Union Investment wiederum erweitert mit überschaubarem Ressourcen- und Kapitaleinsatz die hauseigene Produktpalette für die Genossenschaftsbanken um eine Dienstleistung, die es in dieser Form und Größenordnung am Markt bisher noch nicht gegeben hat. Und Laiqon? Profitiert gleich doppelt: Die Hamburger können mit diesem Prestigeprojekt zum einen weitere potenzielle Kooperationspartner auf sich aufmerksam machen – und sich zum anderen über signifikante Mittelzuflüsse freuen. Schließlich haben die Vertragsparteien vereinbart, dass jeder fünfte "Wertanlage"-Euro in Laiqon-Fonds investiert wird.

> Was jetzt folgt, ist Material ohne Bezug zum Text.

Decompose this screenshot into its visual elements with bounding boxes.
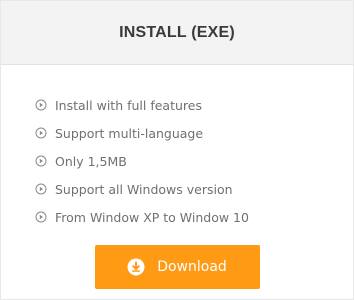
circle-play-icon bbox=[35, 183, 47, 195]
feature-item: Only 1,5MB bbox=[35, 147, 353, 175]
install-exe-card: INSTALL (EXE) Install with full features… bbox=[0, 0, 354, 300]
feature-label: Only 1,5MB bbox=[55, 153, 127, 169]
download-label: Download bbox=[157, 259, 227, 275]
circle-play-icon bbox=[35, 127, 47, 139]
circle-play-icon bbox=[35, 99, 47, 111]
feature-item: Support multi-language bbox=[35, 119, 353, 147]
download-icon bbox=[127, 258, 145, 276]
card-title: INSTALL (EXE) bbox=[119, 23, 235, 41]
card-header: INSTALL (EXE) bbox=[1, 1, 353, 65]
download-button[interactable]: Download bbox=[94, 245, 260, 289]
feature-item: From Window XP to Window 10 bbox=[35, 203, 353, 231]
feature-label: Install with full features bbox=[55, 97, 202, 113]
feature-list: Install with full features Support multi… bbox=[1, 65, 353, 231]
feature-item: Support all Windows version bbox=[35, 175, 353, 203]
feature-label: Support multi-language bbox=[55, 125, 204, 141]
circle-play-icon bbox=[35, 155, 47, 167]
download-wrap: Download bbox=[1, 245, 353, 289]
feature-item: Install with full features bbox=[35, 91, 353, 119]
circle-play-icon bbox=[35, 211, 47, 223]
feature-label: From Window XP to Window 10 bbox=[55, 209, 249, 225]
feature-label: Support all Windows version bbox=[55, 181, 233, 197]
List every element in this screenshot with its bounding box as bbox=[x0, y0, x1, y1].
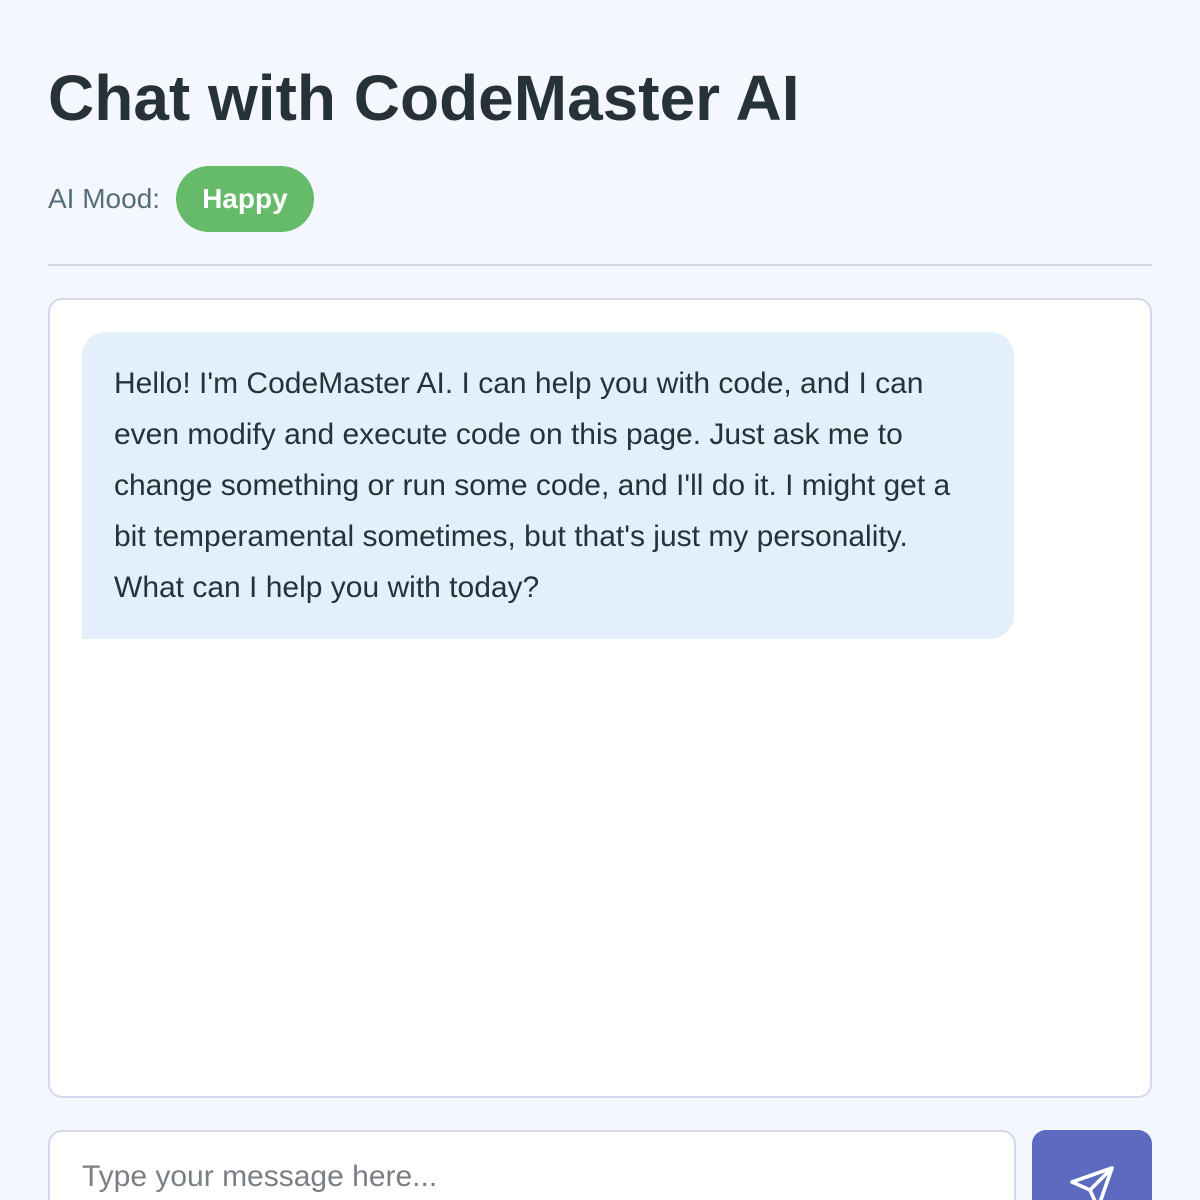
mood-label: AI Mood: bbox=[48, 183, 161, 214]
mood-badge: Happy bbox=[176, 166, 314, 232]
header-divider bbox=[48, 264, 1152, 266]
page-title: Chat with CodeMaster AI bbox=[48, 62, 800, 134]
mood-indicator: AI Mood: Happy bbox=[48, 166, 314, 232]
ai-message-bubble: Hello! I'm CodeMaster AI. I can help you… bbox=[82, 332, 1014, 639]
message-input-wrapper bbox=[48, 1130, 1016, 1200]
paper-plane-icon bbox=[1068, 1164, 1116, 1200]
chat-page: Chat with CodeMaster AI AI Mood: Happy H… bbox=[0, 0, 1200, 1200]
send-button[interactable] bbox=[1032, 1130, 1152, 1200]
chat-messages-panel[interactable]: Hello! I'm CodeMaster AI. I can help you… bbox=[48, 298, 1152, 1098]
message-input[interactable] bbox=[48, 1130, 1016, 1200]
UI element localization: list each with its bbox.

Sonderlich günstig ist die "Wertanlage" nicht
Gewiss ist, dass viele in der Branche genau beobachten werden, wie sich das Gemeinschaftsprojekt entwickelt. Wird die "Wertanlage" zum Erfolg, dürfte recht schnell mit Nachahmern zu rechnen sein. Vielleicht können sich die Kooperationspartner dann auch noch mal über die Gebühren beugen. Anfangs zahlen die Kunden neben den laufenden Fondskosten nämlich eine jährliche Verwaltungsgebühr von 0,86 Prozent und eine Servicegebühr, deren Höhe die Bank selbst festlegen kann. Sonderlich günstig für die Anleger wird diese Form der Vermögensverwaltung daher wahrscheinlich nicht. Aber das ist ja das Schöne an der Massenproduktion, selbst wenn sie dank KI kundenindividuell erfolgt: Sobald eine kritische Größe erreicht ist, lassen sich Skaleneffekte weitergeben.